Title: Another suggested book   
Name: David
Date: 2009-09-11 7:33:29 PM
If you are looking for a general intro to reporting (not programming, but the basic concepts), I think you will find Everything You Always Wanted To Know About Reporting (But Were Afraid To Ask) at very useful.

And it's free!
Title: aklesh   
Name: vijay
Date: 2006-11-23 1:26:28 AM
mail me at if there is any way to pass parameters by query string hidding the parameter boxes..
waiting 4 ur prompt response
Title: alkesh   
Name: vijay
Date: 2006-11-23 1:22:30 AM
hi alkesh is there any way to pass the parameters with the help of query string
Title: Single Sign On With Java Application   
Name: Umesh Kumar Sinha
Date: 2006-04-14 6:33:03 AM
I want to customize the authentication and authorization of RS so that I can access reports from a Java based application on single sign-on.

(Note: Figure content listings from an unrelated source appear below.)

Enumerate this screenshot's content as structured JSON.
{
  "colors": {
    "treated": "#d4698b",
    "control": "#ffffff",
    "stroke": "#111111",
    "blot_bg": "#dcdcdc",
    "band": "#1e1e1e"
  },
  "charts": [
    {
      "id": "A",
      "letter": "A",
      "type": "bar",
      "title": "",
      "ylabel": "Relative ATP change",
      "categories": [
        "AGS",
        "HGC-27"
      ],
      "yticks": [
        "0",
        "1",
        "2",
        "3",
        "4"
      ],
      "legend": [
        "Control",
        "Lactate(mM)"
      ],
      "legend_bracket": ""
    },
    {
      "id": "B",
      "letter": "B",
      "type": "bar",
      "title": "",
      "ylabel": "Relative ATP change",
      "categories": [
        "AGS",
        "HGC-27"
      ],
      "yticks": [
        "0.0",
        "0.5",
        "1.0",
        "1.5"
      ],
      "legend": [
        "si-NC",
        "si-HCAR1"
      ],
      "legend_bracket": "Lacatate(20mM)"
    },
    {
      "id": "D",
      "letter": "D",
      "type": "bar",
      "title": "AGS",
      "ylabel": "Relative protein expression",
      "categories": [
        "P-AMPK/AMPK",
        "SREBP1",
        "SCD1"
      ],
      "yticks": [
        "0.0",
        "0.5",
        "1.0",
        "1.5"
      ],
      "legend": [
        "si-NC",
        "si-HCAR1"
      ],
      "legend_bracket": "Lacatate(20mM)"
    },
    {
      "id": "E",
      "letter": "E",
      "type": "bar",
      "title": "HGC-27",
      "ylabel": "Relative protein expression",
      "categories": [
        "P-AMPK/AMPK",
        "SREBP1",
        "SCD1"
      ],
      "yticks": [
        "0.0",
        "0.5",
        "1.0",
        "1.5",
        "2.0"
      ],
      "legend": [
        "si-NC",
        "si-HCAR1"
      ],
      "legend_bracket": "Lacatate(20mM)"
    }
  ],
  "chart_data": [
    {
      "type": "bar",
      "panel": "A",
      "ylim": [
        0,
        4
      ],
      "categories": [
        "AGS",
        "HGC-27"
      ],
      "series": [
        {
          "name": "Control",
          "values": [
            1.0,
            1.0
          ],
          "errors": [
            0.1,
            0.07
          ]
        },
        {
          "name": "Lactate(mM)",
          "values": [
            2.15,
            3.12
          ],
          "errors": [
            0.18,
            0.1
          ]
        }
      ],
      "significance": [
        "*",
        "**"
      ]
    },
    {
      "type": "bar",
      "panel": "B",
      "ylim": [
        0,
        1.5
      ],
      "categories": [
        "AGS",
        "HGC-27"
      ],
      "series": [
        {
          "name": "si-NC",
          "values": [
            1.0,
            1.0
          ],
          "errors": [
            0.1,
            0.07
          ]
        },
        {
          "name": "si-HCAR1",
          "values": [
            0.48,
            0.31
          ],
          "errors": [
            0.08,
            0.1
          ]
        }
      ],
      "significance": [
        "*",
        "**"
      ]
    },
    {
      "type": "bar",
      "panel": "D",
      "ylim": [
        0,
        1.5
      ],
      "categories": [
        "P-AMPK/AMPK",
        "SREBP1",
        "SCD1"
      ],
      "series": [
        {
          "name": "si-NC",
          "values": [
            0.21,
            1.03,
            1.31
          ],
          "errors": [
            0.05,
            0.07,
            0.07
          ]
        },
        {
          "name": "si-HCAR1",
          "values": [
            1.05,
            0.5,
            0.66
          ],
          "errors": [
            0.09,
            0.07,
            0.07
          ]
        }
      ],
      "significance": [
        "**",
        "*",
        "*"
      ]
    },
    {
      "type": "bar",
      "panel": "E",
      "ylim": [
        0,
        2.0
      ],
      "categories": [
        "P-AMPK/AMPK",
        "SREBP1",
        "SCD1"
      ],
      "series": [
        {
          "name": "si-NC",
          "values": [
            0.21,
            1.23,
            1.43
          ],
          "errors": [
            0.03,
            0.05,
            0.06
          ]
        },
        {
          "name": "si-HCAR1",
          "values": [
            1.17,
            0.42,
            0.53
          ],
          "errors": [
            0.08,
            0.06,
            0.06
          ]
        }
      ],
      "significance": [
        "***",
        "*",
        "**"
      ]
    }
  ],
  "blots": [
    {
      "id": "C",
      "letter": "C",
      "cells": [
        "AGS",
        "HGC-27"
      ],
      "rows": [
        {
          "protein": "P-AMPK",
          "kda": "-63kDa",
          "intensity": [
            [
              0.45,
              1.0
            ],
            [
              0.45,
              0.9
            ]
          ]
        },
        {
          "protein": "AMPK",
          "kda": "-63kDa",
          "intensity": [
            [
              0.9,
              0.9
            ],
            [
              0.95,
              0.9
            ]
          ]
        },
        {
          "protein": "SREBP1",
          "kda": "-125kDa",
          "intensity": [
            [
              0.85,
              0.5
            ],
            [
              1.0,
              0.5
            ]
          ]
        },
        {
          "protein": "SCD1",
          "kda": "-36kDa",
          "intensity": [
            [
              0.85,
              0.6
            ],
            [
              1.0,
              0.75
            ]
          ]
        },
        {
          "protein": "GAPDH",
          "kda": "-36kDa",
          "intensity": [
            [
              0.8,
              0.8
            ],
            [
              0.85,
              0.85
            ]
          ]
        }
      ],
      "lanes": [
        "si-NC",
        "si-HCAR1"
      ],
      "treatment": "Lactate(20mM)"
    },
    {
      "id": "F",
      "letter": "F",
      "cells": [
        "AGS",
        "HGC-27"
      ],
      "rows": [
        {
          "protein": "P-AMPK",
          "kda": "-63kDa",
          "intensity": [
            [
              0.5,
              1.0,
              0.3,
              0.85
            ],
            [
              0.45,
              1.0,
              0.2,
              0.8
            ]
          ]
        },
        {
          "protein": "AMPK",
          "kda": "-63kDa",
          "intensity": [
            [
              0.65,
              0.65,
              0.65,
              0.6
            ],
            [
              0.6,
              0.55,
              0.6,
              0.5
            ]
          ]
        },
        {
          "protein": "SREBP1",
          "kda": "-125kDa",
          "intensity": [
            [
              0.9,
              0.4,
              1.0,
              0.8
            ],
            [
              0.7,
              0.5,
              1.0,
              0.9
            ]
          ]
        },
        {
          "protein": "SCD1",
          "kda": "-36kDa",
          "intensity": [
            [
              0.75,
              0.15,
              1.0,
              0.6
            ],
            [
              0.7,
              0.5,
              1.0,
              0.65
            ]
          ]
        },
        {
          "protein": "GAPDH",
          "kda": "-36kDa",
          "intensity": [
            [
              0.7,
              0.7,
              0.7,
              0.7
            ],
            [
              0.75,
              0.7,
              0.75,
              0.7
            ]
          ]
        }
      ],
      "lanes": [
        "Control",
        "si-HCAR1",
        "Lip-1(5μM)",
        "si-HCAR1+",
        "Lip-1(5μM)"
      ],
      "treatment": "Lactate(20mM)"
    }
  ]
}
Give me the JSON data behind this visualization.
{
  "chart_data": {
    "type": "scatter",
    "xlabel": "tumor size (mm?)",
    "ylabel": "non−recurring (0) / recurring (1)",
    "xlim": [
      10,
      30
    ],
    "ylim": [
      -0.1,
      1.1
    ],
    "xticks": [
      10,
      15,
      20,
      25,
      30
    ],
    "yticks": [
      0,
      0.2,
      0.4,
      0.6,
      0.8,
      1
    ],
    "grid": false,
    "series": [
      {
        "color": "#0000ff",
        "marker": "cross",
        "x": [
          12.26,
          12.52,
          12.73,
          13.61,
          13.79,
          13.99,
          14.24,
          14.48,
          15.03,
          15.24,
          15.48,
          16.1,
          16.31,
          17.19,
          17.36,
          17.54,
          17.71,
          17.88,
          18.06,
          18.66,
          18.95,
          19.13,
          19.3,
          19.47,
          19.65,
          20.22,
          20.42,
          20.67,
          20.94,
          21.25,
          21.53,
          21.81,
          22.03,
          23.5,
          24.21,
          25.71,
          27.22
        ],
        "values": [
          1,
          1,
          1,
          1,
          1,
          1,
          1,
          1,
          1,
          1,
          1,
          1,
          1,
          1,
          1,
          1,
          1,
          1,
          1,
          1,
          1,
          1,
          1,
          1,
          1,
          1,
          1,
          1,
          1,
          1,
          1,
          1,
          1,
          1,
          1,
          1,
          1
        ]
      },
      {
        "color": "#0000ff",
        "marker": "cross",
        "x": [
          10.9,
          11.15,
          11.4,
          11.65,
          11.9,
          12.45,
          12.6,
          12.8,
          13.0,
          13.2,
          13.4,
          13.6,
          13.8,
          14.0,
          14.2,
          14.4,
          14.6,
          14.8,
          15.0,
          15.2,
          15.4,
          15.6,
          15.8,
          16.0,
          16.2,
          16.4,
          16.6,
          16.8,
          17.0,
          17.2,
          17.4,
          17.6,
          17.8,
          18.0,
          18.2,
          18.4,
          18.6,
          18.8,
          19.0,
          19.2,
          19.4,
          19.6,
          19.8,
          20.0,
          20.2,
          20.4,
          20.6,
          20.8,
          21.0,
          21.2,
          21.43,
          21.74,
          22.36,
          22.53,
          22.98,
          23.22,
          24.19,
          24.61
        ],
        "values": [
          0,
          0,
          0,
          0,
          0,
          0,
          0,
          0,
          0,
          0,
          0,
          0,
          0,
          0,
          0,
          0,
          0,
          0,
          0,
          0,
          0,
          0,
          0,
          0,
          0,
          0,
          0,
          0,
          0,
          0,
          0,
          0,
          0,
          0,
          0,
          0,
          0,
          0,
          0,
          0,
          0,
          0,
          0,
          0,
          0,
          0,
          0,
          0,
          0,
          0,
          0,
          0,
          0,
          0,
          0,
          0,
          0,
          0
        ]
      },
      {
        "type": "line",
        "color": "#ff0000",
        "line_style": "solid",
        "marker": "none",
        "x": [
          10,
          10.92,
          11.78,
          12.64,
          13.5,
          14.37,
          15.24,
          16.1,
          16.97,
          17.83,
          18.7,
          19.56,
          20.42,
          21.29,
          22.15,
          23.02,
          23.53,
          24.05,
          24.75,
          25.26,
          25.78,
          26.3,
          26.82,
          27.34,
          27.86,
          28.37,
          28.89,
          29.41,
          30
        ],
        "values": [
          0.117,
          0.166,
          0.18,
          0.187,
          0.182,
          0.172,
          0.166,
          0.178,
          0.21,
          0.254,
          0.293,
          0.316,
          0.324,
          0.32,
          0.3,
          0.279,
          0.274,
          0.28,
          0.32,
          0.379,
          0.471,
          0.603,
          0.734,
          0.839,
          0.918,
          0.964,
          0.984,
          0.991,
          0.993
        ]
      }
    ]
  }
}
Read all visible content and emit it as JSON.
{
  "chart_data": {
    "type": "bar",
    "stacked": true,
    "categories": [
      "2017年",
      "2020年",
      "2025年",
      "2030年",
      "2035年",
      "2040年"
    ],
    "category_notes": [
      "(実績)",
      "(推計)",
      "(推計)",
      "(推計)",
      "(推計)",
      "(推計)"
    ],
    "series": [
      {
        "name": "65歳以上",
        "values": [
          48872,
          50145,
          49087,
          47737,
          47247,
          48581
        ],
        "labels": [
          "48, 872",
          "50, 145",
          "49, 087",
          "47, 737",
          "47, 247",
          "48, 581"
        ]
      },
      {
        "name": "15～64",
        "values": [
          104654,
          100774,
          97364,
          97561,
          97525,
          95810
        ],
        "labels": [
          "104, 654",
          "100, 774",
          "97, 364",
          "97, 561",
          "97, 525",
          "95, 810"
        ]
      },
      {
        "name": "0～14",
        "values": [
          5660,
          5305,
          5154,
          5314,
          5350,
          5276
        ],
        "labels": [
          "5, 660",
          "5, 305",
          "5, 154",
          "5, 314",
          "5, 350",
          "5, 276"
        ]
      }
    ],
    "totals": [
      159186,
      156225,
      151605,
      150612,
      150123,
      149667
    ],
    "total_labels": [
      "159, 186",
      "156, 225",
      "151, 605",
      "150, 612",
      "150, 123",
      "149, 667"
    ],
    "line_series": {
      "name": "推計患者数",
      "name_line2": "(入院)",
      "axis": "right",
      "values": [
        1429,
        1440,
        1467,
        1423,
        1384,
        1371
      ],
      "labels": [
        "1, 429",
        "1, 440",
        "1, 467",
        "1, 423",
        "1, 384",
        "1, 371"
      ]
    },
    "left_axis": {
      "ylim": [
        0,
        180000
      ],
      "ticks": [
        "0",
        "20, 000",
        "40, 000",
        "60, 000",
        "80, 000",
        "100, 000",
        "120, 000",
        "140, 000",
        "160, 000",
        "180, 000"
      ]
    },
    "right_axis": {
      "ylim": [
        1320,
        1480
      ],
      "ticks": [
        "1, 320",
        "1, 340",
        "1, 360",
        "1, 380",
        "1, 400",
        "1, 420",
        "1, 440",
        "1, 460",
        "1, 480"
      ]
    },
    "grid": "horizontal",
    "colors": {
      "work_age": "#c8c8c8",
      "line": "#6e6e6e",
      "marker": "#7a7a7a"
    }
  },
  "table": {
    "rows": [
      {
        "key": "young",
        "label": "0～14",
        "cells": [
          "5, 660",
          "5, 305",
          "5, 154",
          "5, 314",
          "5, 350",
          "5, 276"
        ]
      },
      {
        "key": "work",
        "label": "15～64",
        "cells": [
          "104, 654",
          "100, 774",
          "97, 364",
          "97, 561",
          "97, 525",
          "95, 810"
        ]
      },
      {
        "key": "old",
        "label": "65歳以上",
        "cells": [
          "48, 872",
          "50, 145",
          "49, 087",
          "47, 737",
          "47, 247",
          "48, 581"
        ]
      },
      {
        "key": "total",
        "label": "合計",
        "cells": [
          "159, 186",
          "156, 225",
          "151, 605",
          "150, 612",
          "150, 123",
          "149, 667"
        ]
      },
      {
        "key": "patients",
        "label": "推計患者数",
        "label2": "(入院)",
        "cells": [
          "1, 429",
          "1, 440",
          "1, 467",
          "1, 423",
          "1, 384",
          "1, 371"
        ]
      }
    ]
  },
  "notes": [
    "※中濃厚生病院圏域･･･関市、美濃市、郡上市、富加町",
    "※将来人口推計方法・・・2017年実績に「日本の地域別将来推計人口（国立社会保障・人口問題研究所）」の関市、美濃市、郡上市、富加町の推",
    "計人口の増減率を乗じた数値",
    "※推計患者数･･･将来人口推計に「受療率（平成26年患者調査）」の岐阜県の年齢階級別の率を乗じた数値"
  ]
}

Title: Sql Injection problem in reporting service   
Name: Pramod Pawar
Date: 2006-01-27 2:01:26 AM
Hello Teo,
I have web based application which used sql reporting services to generate web based reports. Myapplication has dynamic column reports. Entire application get displayed in a pop window ,hence there is no proble with sql injection. But while I do import to excel or any other format it opens another browser where I found the Sql injection (my sql clause).This can be achieved if there is any fascility to use form post method. If this is possible then please let me know the configuration or any other solution.
Help me. Thanks in advance.
Title: How to pass parameter in 2005 reporting services   
Name: Velmurugan
Date: 2005-12-23 6:24:18 AM
Dear sir,

Can u mail me the procedure of passing parameters
in reporting services.
Title: Mr   
Name: Surya Iwan Gunawan
Date: 2005-09-21 1:48:57 AM
How about generating document output using Reporting Service. Regarding ActiveX Viewer for Crystal Report Which the component has ability to print document/report from Client Side, but I can't find that feature in Report Viewer for Reporting Service. Maybe you have suggestion for me to refer some resources regarding that?
Title: Mr.   
Name: Jagabandhu Sahoo
Date: 2005-08-30 2:05:07 AM
In my report there are say 6 paramters which i have to pass.So previously there were select boxes by which i was passing the values to my MDX query.But now i am trying to pass those values through my URL by hiding the above Parameter row.
Can you suggest me what should be the right way to do this.
Title: Mr   
Name: Hamada
Date: 2005-08-15 7:41:21 AM
this article does not contain the full informations about SQL reporting services. It contains the good things, like making a query or displaying it. All of this can be done through any tool else. The basic idea , which is missing, the dynamic query, which can change parameters online and at runtime. This feature is missing at reporting services till now, and I dont know why?
Title: Query On Dynamic Passing Of Query   
Name: Alkesh
Date: 2005-03-04 10:32:02 AM
I am facing a problem in passing large number of parameters dynamically to a query through the URL (say around 500 parameters in number, which holds the key to the filter criteria of our application). If the parameter exceeds its specified limit than the report is simply not generated, subsequently throwing an error.
Can you suggest us how to overcome this shortfall or may be perhaps another alternative.